Herr Jens Weidmann oder "Der Praktikant"
Stell Dir vor, Du bist der Chef der wichtigsten Notenbank der Euro-Zone und keinen interessiert, was Du sagst. So ähnlich ist die Situation derzeit für Jens Weidmann, den Chef der Deutschen Bundesbank. Seit langem opponiert der Nachfolger von Axel Weber gegen viele Aktionen der Europäischen Zentralbank (EZB) zur Krisenbekämpfung, doch seine Kollegen im Präsidium und die Politik sehen alles ganz anders. Jüngstes Beispiel ist die Entscheidung der EZB, ihr Programm zum Aufkauf von Staatsanleihen wieder aufzunehmen.

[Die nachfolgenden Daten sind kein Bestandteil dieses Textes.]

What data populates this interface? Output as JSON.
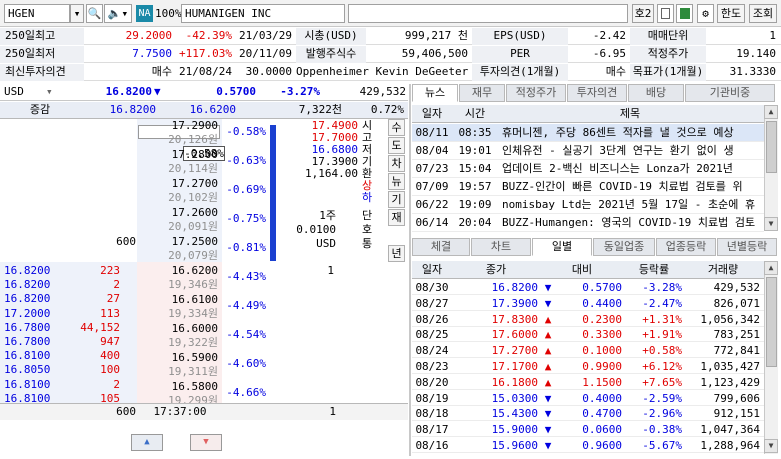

Die Entscheidung sei nicht einstimmig gefallen, gestand EZB-Präsident Jean-Claude Trichet in der Pressekonferenz ein. Eine Gegenstimme ist klar. Weidmann hatte wegen der EZB-Ratssitzung seinen Urlaub unterbrochen und war nach Frankfurt zurückgekehrt - um nein zu sagen. Eigentlich war geplant gewesen, dass Weidmanns Stellvertreterin, Bundesbank-Vizepräsidentin Sabine Lautenschläger, zu der Sitzung kommt.
Die Bundesbank hatte sich bereits unter Axel Weber im Mai vergangenen Jahres gegen die Aufnahme der Staatsanleihen-Käufe ausgesprochen. Dadurch war es zu Unstimmigkeiten mit Trichet und anderen EZB-Führungsmitgliedern gekommen. Weber hatte bei seiner Ablehnung von Bond-Käufen im vergangenen Jahr argumentiert, dass sie Risiken für die Stabilität bedeuten würden.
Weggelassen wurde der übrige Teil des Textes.